In short, I've not enjoyed the kind of sleep that is prescribed for the pregnant. And this makes me a delightfully hormonal crankybutt.

Last night, my husband texted me from the ER while I was in class. He was having his knee X-rayed after a particularly idiotic heroic spill during his ultimate frisbee game. After it became clear that the triaging, X-raying, etc. was going to take a while, I went home and waited for his call for a ride home. At 11p.m., decent man that he is, he suggested I go to bed and he'd just take a taxi home. At 12:30a.m. I heard a door unlock and the sound of someone slipping into his bathroom. "JOHN?" I asked. "JOHN?" I yelled. "JOHN!!!" I shouted like Bastion in "The Neverending Story" so that the walls of our home shook.
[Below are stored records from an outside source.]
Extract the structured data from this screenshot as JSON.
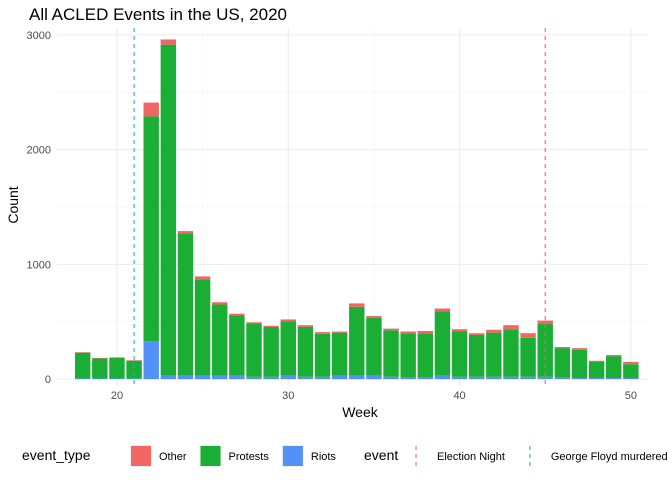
{
  "chart_data": {
    "type": "bar",
    "stacked": true,
    "title": "All ACLED Events in the US, 2020",
    "xlabel": "Week",
    "ylabel": "Count",
    "xlim": [
      16.5,
      51
    ],
    "ylim": [
      -60,
      3060
    ],
    "x_ticks": [
      20,
      30,
      40,
      50
    ],
    "y_ticks": [
      0,
      1000,
      2000,
      3000
    ],
    "grid": true,
    "legend_position": "bottom",
    "x": [
      18,
      19,
      20,
      21,
      22,
      23,
      24,
      25,
      26,
      27,
      28,
      29,
      30,
      31,
      32,
      33,
      34,
      35,
      36,
      37,
      38,
      39,
      40,
      41,
      42,
      43,
      44,
      45,
      46,
      47,
      48,
      49,
      50
    ],
    "series": [
      {
        "name": "Riots",
        "color": "#5390F7",
        "values": [
          5,
          5,
          5,
          5,
          330,
          30,
          30,
          30,
          30,
          30,
          20,
          20,
          30,
          20,
          20,
          30,
          30,
          30,
          20,
          15,
          15,
          30,
          20,
          20,
          20,
          20,
          20,
          20,
          15,
          10,
          10,
          10,
          10
        ]
      },
      {
        "name": "Protests",
        "color": "#1AAE35",
        "values": [
          225,
          175,
          180,
          155,
          1960,
          2885,
          1240,
          840,
          620,
          525,
          465,
          435,
          475,
          435,
          375,
          375,
          600,
          505,
          405,
          385,
          385,
          560,
          395,
          365,
          385,
          415,
          340,
          460,
          255,
          245,
          145,
          190,
          120
        ]
      },
      {
        "name": "Other",
        "color": "#F16663",
        "values": [
          5,
          5,
          5,
          5,
          120,
          45,
          20,
          25,
          20,
          15,
          10,
          10,
          15,
          15,
          15,
          10,
          30,
          15,
          15,
          15,
          20,
          25,
          20,
          15,
          25,
          35,
          40,
          30,
          10,
          15,
          5,
          10,
          20
        ]
      }
    ],
    "vlines": [
      {
        "name": "Election Night",
        "x": 45,
        "color": "#F16663"
      },
      {
        "name": "George Floyd murdered",
        "x": 21,
        "color": "#17B4C4"
      }
    ],
    "legend": {
      "fill_title": "event_type",
      "fill_entries": [
        {
          "label": "Other",
          "color": "#F16663"
        },
        {
          "label": "Protests",
          "color": "#1AAE35"
        },
        {
          "label": "Riots",
          "color": "#5390F7"
        }
      ],
      "line_title": "event",
      "line_entries": [
        {
          "label": "Election Night",
          "color": "#F16663"
        },
        {
          "label": "George Floyd murdered",
          "color": "#17B4C4"
        }
      ]
    }
  }
}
No answer. I heard the shower.

I cried his name through the bathroom door once again. My naked husband emerged.

I then went into the bathroom yelling something that was probably highly complimentary and highly reflective of the kind of darling I can be.

And then I did something that I have never done to anyone out of anger, but which I suddenly felt compelled to do to my husband whom I would later learn had ridden his bike home from the ER with a swollen knee.

I turned off the light on my husband with the swollen knee in the shower.

"HEY!!TURN ON THE LIGHT AGAIN!!!YOU JUST TURNED OFF THE LIGHT ON ME!!"

And then, without turning it back on, I went back to sleep.